In a major breakthrough for the people of Gilgit-Baltistan (GB), negotiations over tax exemptions on imports through the Sost Dry Port concluded successfully in Islamabad, Gwadar Pro reported. Announcing the agreement at a press conference, Minister for Power Sardar Awais Ahmad Khan Leghari said the decision was reached after extensive talks between the federal government, the GB Government, and regional business leaders.
Gilgit-Baltistan Chief Minister Haji Gulbar Khan, Senator Saleem Mandviwalla, and trader representatives also attended the signing ceremony. The historic step will reduce prices of imported goods, boost trade and tourism, and strengthen economic activity in the region.
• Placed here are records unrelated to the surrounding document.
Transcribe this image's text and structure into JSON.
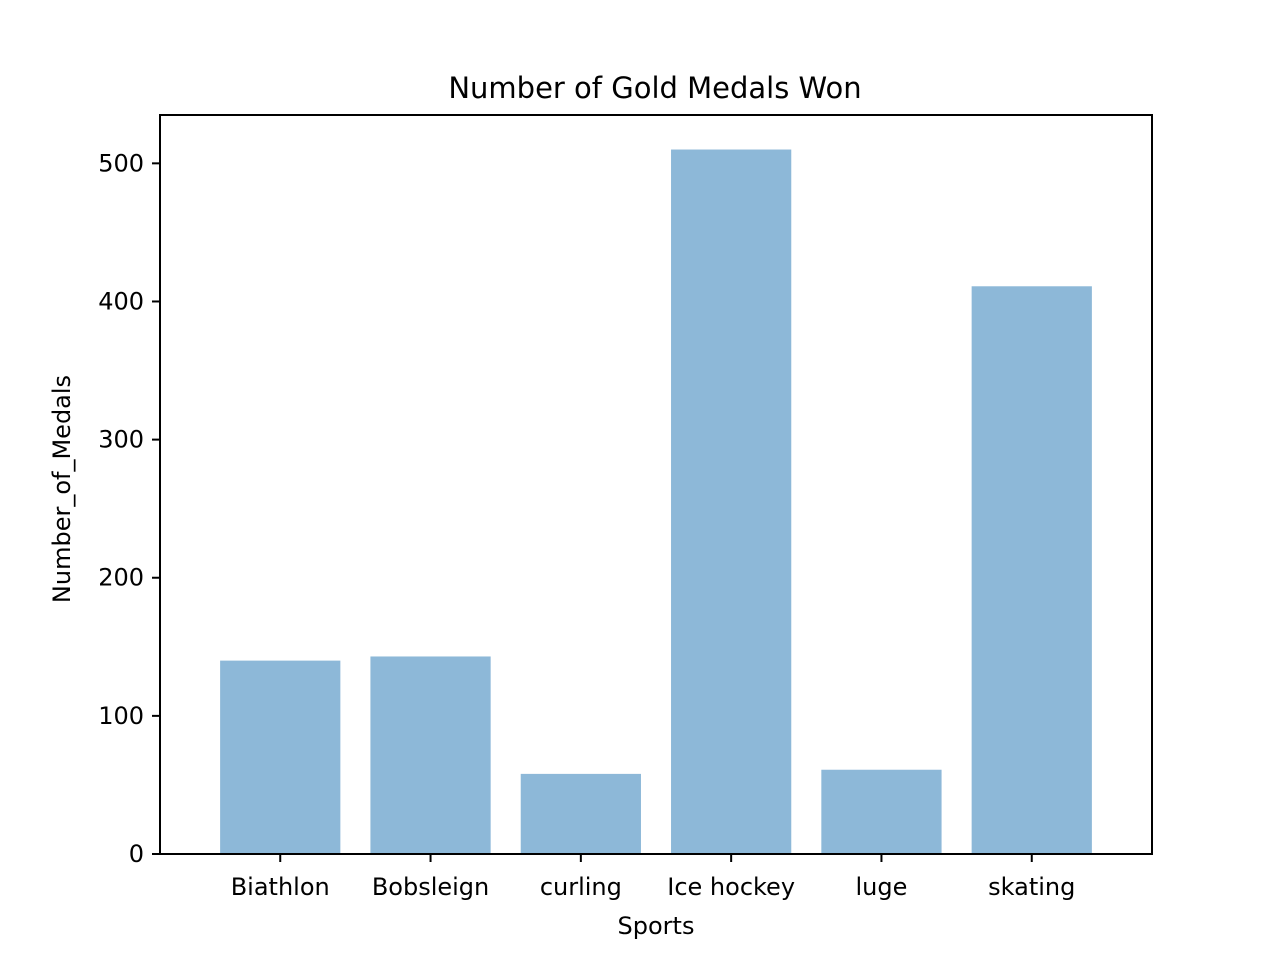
{
  "chart_data": {
    "type": "bar",
    "title": "Number of Gold Medals Won",
    "xlabel": "Sports",
    "ylabel": "Number_of_Medals",
    "categories": [
      "Biathlon",
      "Bobsleign",
      "curling",
      "Ice hockey",
      "luge",
      "skating"
    ],
    "values": [
      140,
      143,
      58,
      510,
      61,
      411
    ],
    "ylim": [
      0,
      535
    ],
    "yticks": [
      0,
      100,
      200,
      300,
      400,
      500
    ],
    "grid": false,
    "bar_color": "#8db8d8"
  }
}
Pakistan has always attached great importance to Gilgit-Baltistan and aims to ensure that the economic benefits of cross-border trade through Sost Customs Port directly reach the people of the region, helping GB to prosper and develop.
Since sales tax, income tax, and federal excise duty laws do not apply to GB, the people had long demanded that imports made via Sost should not be subjected to these taxes. Acting on the recommendations of a committee formed by the Prime Minister, the federal government has decided that imports brought into GB annually through Sost Dry Port will not be charged sales tax, federal excise duty, or income tax.
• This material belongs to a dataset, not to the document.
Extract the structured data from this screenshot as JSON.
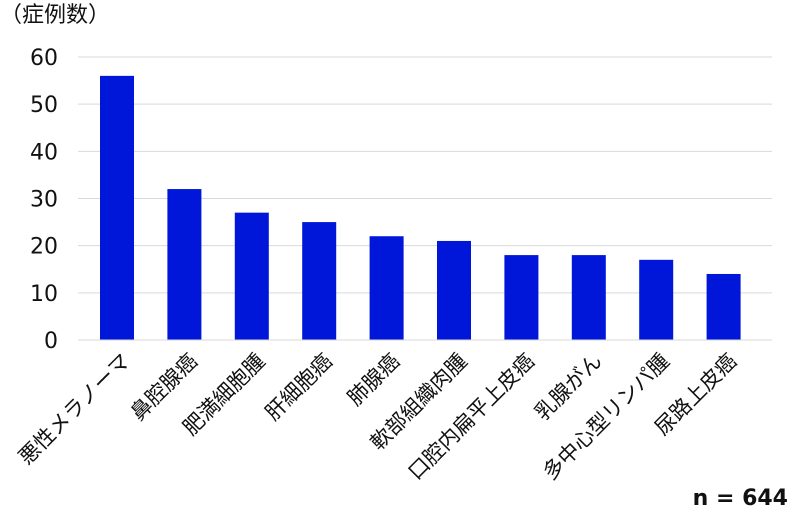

The total volume of these taxes is estimated at around PKR 4 billion, calculated in proportion to the region’s population. The government of GB, in consultation with the local Chamber of Commerce, will implement the process for tax-exempt imports. As a result of these measures, the prices of imported goods in GB will decline substantially, benefiting ordinary citizens, boosting tourism, and enhancing economic activity in the region.
Furthermore, the federal government has directed the Federal Board of Revenue (FBR) to comply with the decision of the Customs Appellate Tribunal and to resolve disputes regarding the valuation of imported consignments in accordance with applicable laws. The Sost Dry Port terminal operator has also agreed to waive demurrage charges on containers that have been lying in the import yard for several months, offering major relief to GB traders.
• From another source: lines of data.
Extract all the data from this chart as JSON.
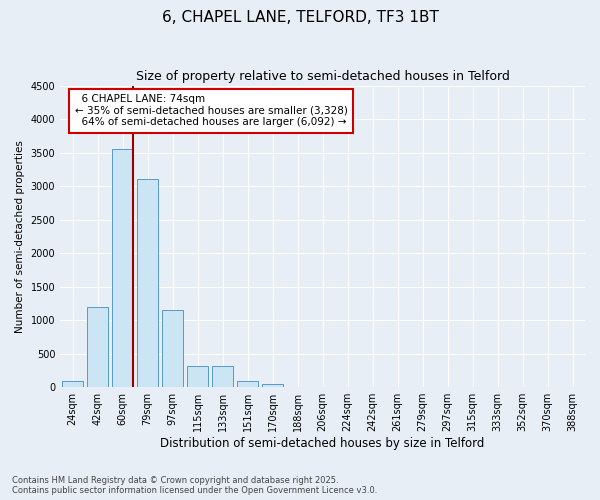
{
  "title": "6, CHAPEL LANE, TELFORD, TF3 1BT",
  "subtitle": "Size of property relative to semi-detached houses in Telford",
  "xlabel": "Distribution of semi-detached houses by size in Telford",
  "ylabel": "Number of semi-detached properties",
  "footnote": "Contains HM Land Registry data © Crown copyright and database right 2025.\nContains public sector information licensed under the Open Government Licence v3.0.",
  "bar_labels": [
    "24sqm",
    "42sqm",
    "60sqm",
    "79sqm",
    "97sqm",
    "115sqm",
    "133sqm",
    "151sqm",
    "170sqm",
    "188sqm",
    "206sqm",
    "224sqm",
    "242sqm",
    "261sqm",
    "279sqm",
    "297sqm",
    "315sqm",
    "333sqm",
    "352sqm",
    "370sqm",
    "388sqm"
  ],
  "bar_values": [
    100,
    1200,
    3550,
    3100,
    1150,
    310,
    310,
    100,
    55,
    5,
    0,
    0,
    0,
    0,
    0,
    0,
    0,
    0,
    0,
    0,
    0
  ],
  "bar_color": "#cce5f5",
  "bar_edge_color": "#5599cc",
  "ylim": [
    0,
    4500
  ],
  "yticks": [
    0,
    500,
    1000,
    1500,
    2000,
    2500,
    3000,
    3500,
    4000,
    4500
  ],
  "property_size": 74,
  "property_label": "6 CHAPEL LANE: 74sqm",
  "pct_smaller": 35,
  "pct_larger": 64,
  "count_smaller": 3328,
  "count_larger": 6092,
  "vline_color": "#990000",
  "background_color": "#e8eef5",
  "grid_color": "#ffffff",
  "title_fontsize": 11,
  "subtitle_fontsize": 9,
  "annotation_fontsize": 7.5,
  "tick_fontsize": 7,
  "ylabel_fontsize": 7.5,
  "xlabel_fontsize": 8.5
}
Import of prohibited items into Pakistan will remain strictly banned, and all applicable laws will be fully enforced. It was also agreed that traders will now file complete and accurate declarations with customs, while customs will facilitate legitimate trade in accordance with its mandate. A decision was taken to promote exports through Sost Dry Port as well, with local chambers and FBR tasked to develop a mechanism on a priority basis.
Local traders and GB leaders assured the government that the border crossing will remain operational without hindrance to remove obstacles in the region’s economic growth. As a result of these steps, trade movement along the Karakoram Highway (KKH) leading to the Pakistan-China border through Sost Dry Port will now resume normal operations.